Curiosamente, a(s) tragédia(s) de um mundo neoliberal encontra(m) resistência até mesmo no campo conservador, especificamente capitaneada pelo governo de Donald Trump e suas medidas protecionistas, que ameaçam disparar uma guerra comercial com a China e a União Europeia. Cabe aos economistas críticos contribuir para que o conjunto da sociedade brasileira reflita se o caminho para contornar a crise estrutural da economia global é, de fato, uma mera reabilitação das políticas tradicionais do capitalismo dirigido do pós-guerra.
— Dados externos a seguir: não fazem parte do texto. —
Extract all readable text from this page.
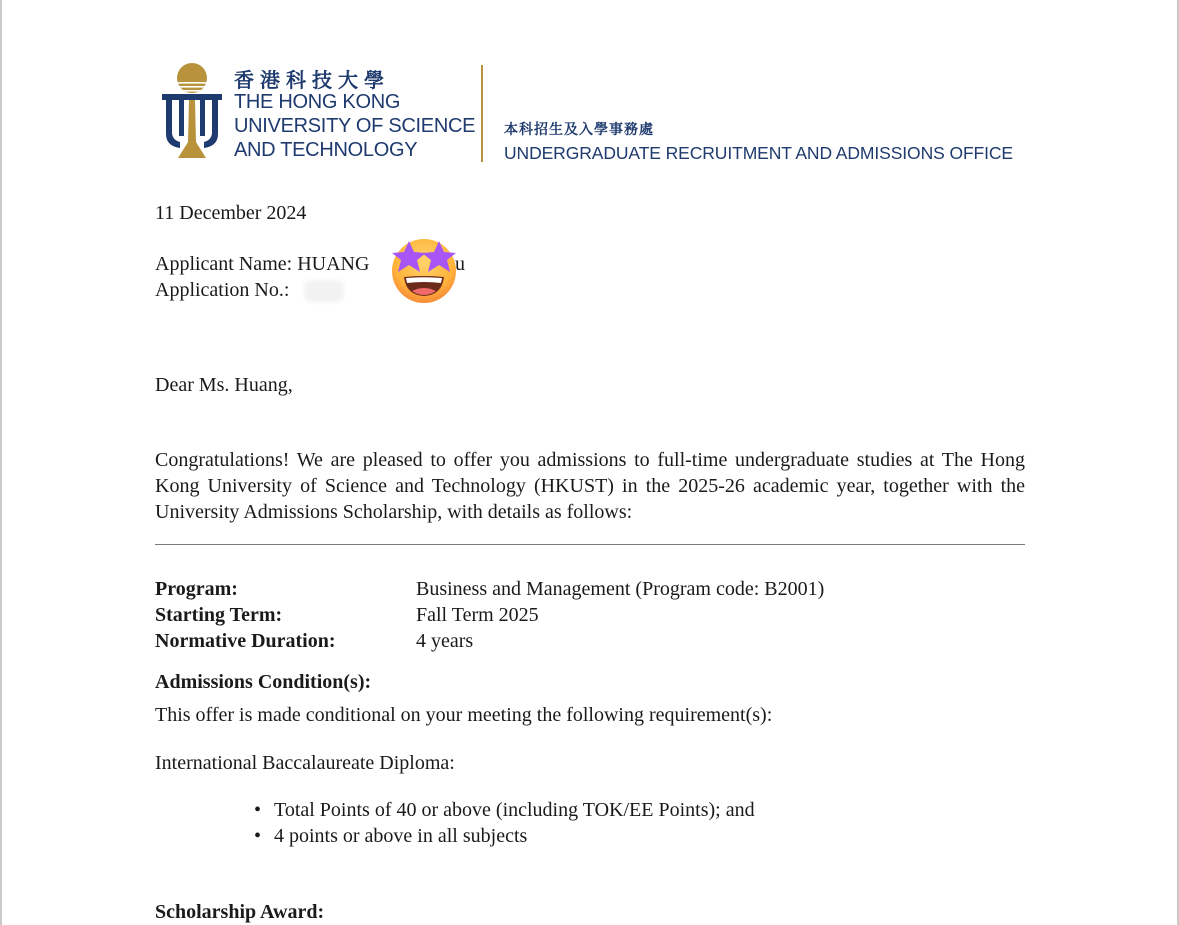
香港科技大學
THE HONG KONG
UNIVERSITY OF SCIENCE
AND TECHNOLOGY
本科招生及入學事務處
UNDERGRADUATE RECRUITMENT AND ADMISSIONS OFFICE
11 December 2024
Applicant Name: HUANG	u
Application No.:
Dear Ms. Huang,
Congratulations! We are pleased to offer you admissions to full-time undergraduate studies at The Hong Kong University of Science and Technology (HKUST) in the 2025-26 academic year, together with the University Admissions Scholarship, with details as follows:
Program:	Business and Management (Program code: B2001)
Starting Term:	Fall Term 2025
Normative Duration:	4 years
Admissions Condition(s):
This offer is made conditional on your meeting the following requirement(s):
International Baccalaureate Diploma:
• Total Points of 40 or above (including TOK/EE Points); and
• 4 points or above in all subjects
Scholarship Award:
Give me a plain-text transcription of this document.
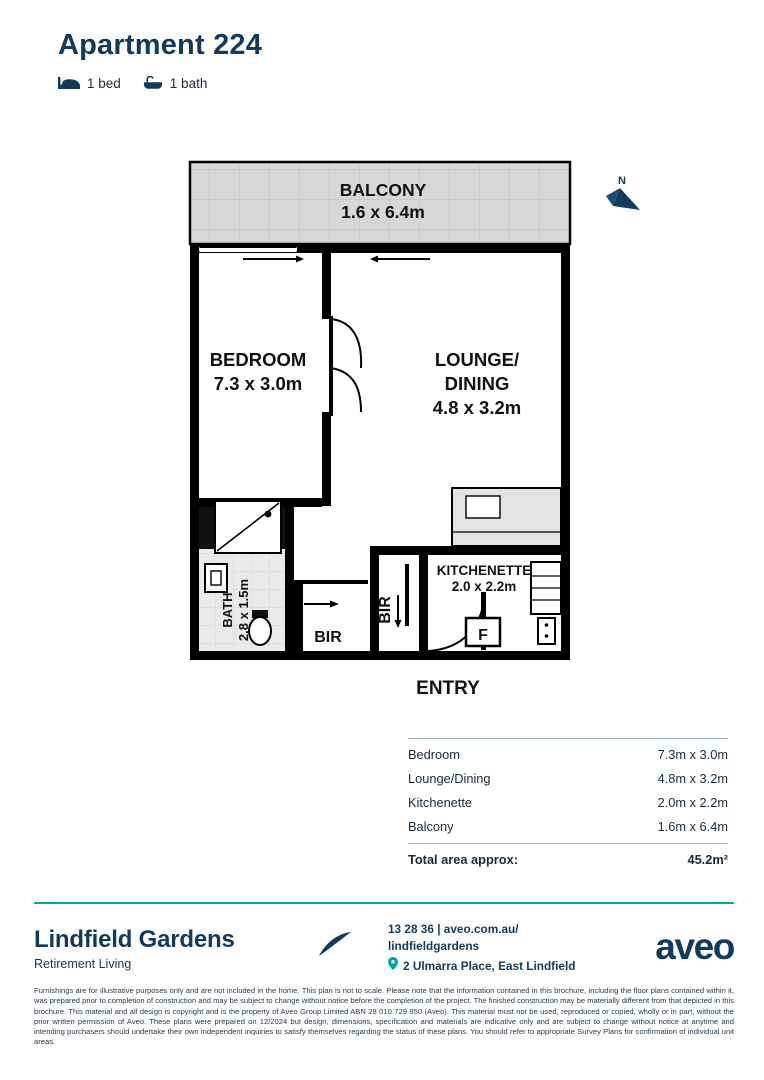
Apartment 224
1 bed	1 bath
BALCONY
1.6 x 6.4m
BATH 2.8 x 1.5m	BIR
BIR
KITCHENETTE
2.0 x 2.2m
F
BEDROOM
7.3 x 3.0m
LOUNGE/
DINING
4.8 x 3.2m
ENTRY
N
Bedroom	7.3m x 3.0m
Lounge/Dining	4.8m x 3.2m
Kitchenette	2.0m x 2.2m
Balcony	1.6m x 6.4m
Total area approx:	45.2m²
Lindfield Gardens
Retirement Living
13 28 36 | aveo.com.au/
lindfieldgardens
2 Ulmarra Place, East Lindfield aveo
Furnishings are for illustrative purposes only and are not included in the home. This plan is not to scale. Please note that the information contained in this brochure, including the floor plans contained within it, was prepared prior to completion of construction and may be subject to change without notice before the completion of the project. The finished construction may be materially different from that depicted in this brochure. This material and all design is copyright and is the property of Aveo Group Limited ABN 28 010 729 950 (Aveo). This material must not be used, reproduced or copied, wholly or in part, without the prior written permission of Aveo. These plans were prepared on 12/2024 but design, dimensions, specification and materials are indicative only and are subject to change without notice at anytime and intending purchasers should undertake their own independent inquiries to satisfy themselves regarding the status of these plans. You should refer to appropriate Survey Plans for confirmation of individual unit areas.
Não é difícil conceber que a eliminação/superação das distorções que nos assolam exija uma transição possivelmente atravessada por convulsões sociais e econômicas potencialmente severas. Os nós que nos amarram a uma condição subordinada, desigual e injusta não podem ser afrouxados, devem ser rompidos. Se o beco é sem saída, como anuncia o título deste XXIII ENEP, torna-se imprescindível pôr o beco abaixo.

Assinada pela Diretoria da Sociedade Brasileira de Economia Política.